Certainly, having performance measurement systems in place is a major step to achieving an efficiently running bakery. But how does your company’s performance stack up compared to other bakeries? Take a step back from day-to-day operations to see. What are you measuring, and what do you measure against? The answers can be found in “benchmarking” your performance indicators against what is considered “best in class.”

Let’s start by defining a couple of terms: “benchmarking” and “best in class.” Benchmarking has been around for more than 100 years, having its roots in the Industrial Revolution. It is simply the comparison of one’s performance indicators against those of another; typically one or more of what you consider your peer group. The comparison can be against industry standards, but preferably it is against an operation whose performance is considered better than your own. 

Benchmarking in its purest form not only is an evaluation of your performance against those you consider your peers, but it also compares one’s performance against the best in class. Best in class, or best practice, is simply the highest attainment for a particular performance area within an industry segment.

Does undertaking this effort really have — or add — value to your operation? Only you can be the judge.

Let’s consider two pan bread bakeries: Both are of similar age; both have similar processes and products; both are considered to be performing well against their respective performance standards.

Bakery A is designed to run at 165 loaves per minute (LPM), process loss is 1.8%, mechanical downtime is 1.95%, operations downtime (including changeovers) is 4.35%, and re-work is 0.3%. The bakery stops for one hour per shift to accommodate breaks and lunches. Given the provided performance indicators, the maximum capacity of Bakery A is 190,436 loaves per day.

Bakery B also is designed to run at 165 LPM; process loss is 3.8%, mechanical downtime is 4.95%, operations downtime (including changeovers) is 3.7% and re-work is 1.8%. The bakery relieves for breaks and lunch; however, it schedules one hour of downtime per day for maintenance and sanitation. The maximum capacity of Bakery B is 195,252 loaves per day.

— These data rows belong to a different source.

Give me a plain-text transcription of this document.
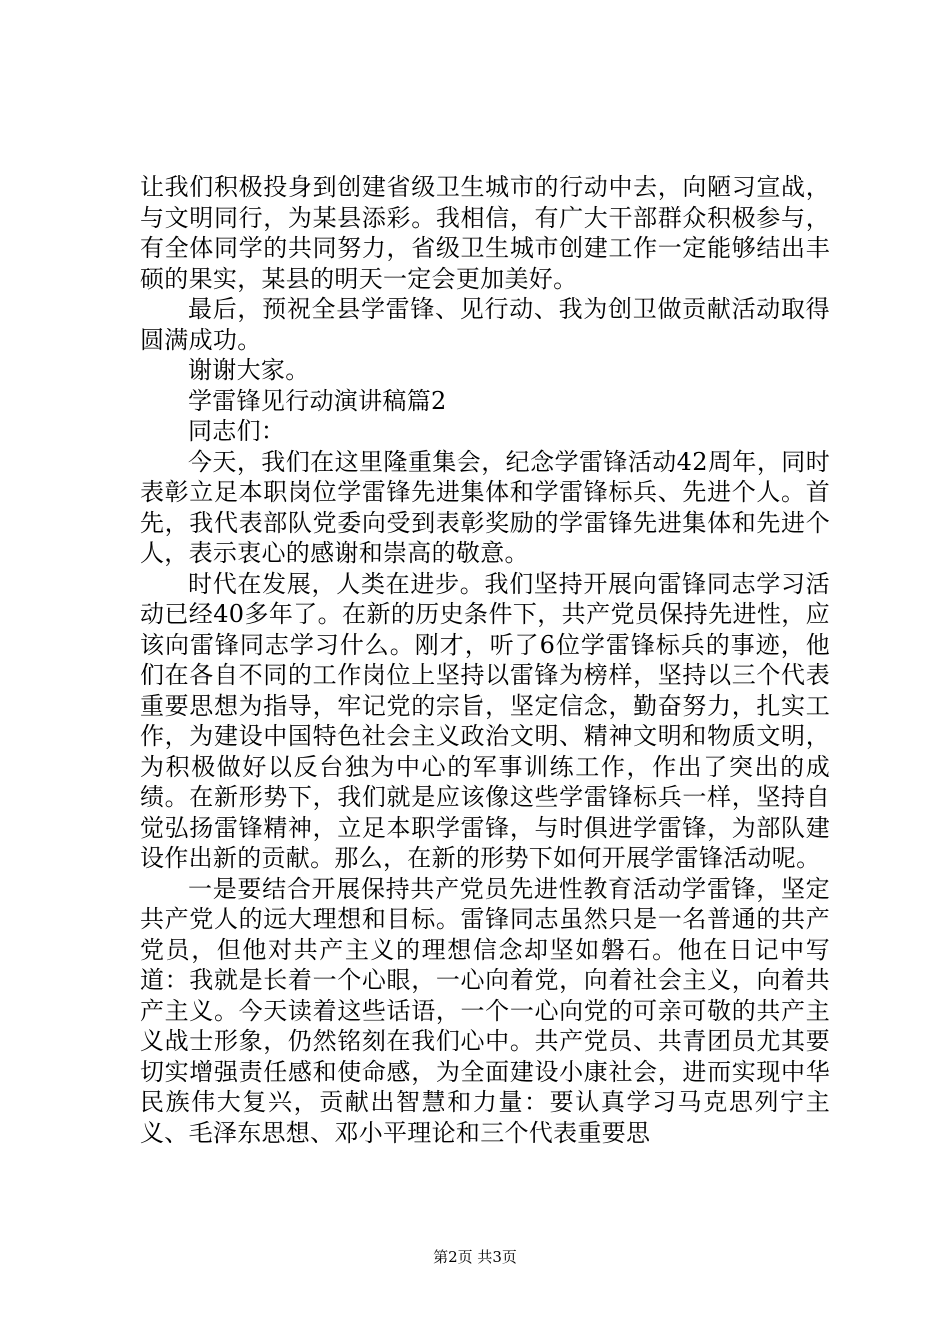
让我们积极投身到创建省级卫生城市的行动中去，向陋习宣战，与文明同行，为某县添彩。我相信，有广大干部群众积极参与，有全体同学的共同努力，省级卫生城市创建工作一定能够结出丰硕的果实，某县的明天一定会更加美好。

最后，预祝全县学雷锋、见行动、我为创卫做贡献活动取得圆满成功。

谢谢大家。

学雷锋见行动演讲稿篇2

同志们：

今天，我们在这里隆重集会，纪念学雷锋活动42周年，同时表彰立足本职岗位学雷锋先进集体和学雷锋标兵、先进个人。首先，我代表部队党委向受到表彰奖励的学雷锋先进集体和先进个人，表示衷心的感谢和崇高的敬意。

时代在发展，人类在进步。我们坚持开展向雷锋同志学习活动已经40多年了。在新的历史条件下，共产党员保持先进性，应该向雷锋同志学习什么。刚才，听了6位学雷锋标兵的事迹，他们在各自不同的工作岗位上坚持以雷锋为榜样，坚持以三个代表重要思想为指导，牢记党的宗旨，坚定信念，勤奋努力，扎实工作，为建设中国特色社会主义政治文明、精神文明和物质文明，为积极做好以反台独为中心的军事训练工作，作出了突出的成绩。在新形势下，我们就是应该像这些学雷锋标兵一样，坚持自觉弘扬雷锋精神，立足本职学雷锋，与时俱进学雷锋，为部队建设作出新的贡献。那么，在新的形势下如何开展学雷锋活动呢。

一是要结合开展保持共产党员先进性教育活动学雷锋，坚定共产党人的远大理想和目标。雷锋同志虽然只是一名普通的共产党员，但他对共产主义的理想信念却坚如磐石。他在日记中写道：我就是长着一个心眼，一心向着党，向着社会主义，向着共产主义。今天读着这些话语，一个一心向党的可亲可敬的共产主义战士形象，仍然铭刻在我们心中。共产党员、共青团员尤其要切实增强责任感和使命感，为全面建设小康社会，进而实现中华民族伟大复兴，贡献出智慧和力量：要认真学习马克思列宁主义、毛泽东思想、邓小平理论和三个代表重要思

第2页 共3页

Now, if the bakeries were to benchmark against each other and work to achieve best-in-class performance, they each could produce 210,053 loaves per day — an additional 75,000 to 100,000 loaves per week or 3.9 million to 5.2 million loaves a year. What is the value of that?

Benchmarking takes work. It requires collecting the right data, having confidence in its accuracy and then comparing it with industry standards. It is in this comparison where it gets a bit complicated. Each process has different benchmarks and different best-in-class performance standards. The standards for a bun line are different from a pita line, which are different from a cake line, and so on. This is where the homework comes in: You have to look for and work your sources. They come from many places: baking industry programs, educational programs, online sourcing, peer contacts, articles in industry publications, industry associations and resources, consultants and your suppliers.

By doing a simple web search using terms such as “energy benchmarking in the baking industry,” I garnered results including “Energy efficiency opportunities in the bread baking industry” and “Benchmarking to improve water use in bakery product manufacturing facilities.”

The benchmarking process does not end with knowing your performance and having industry targets as your goal. You must examine each benchmark and then define, test, institute and, most importantly, embrace the strategies for implementing improvements. It is work, but consider those 3.9 million or more loaves before you determine if it is worth the effort.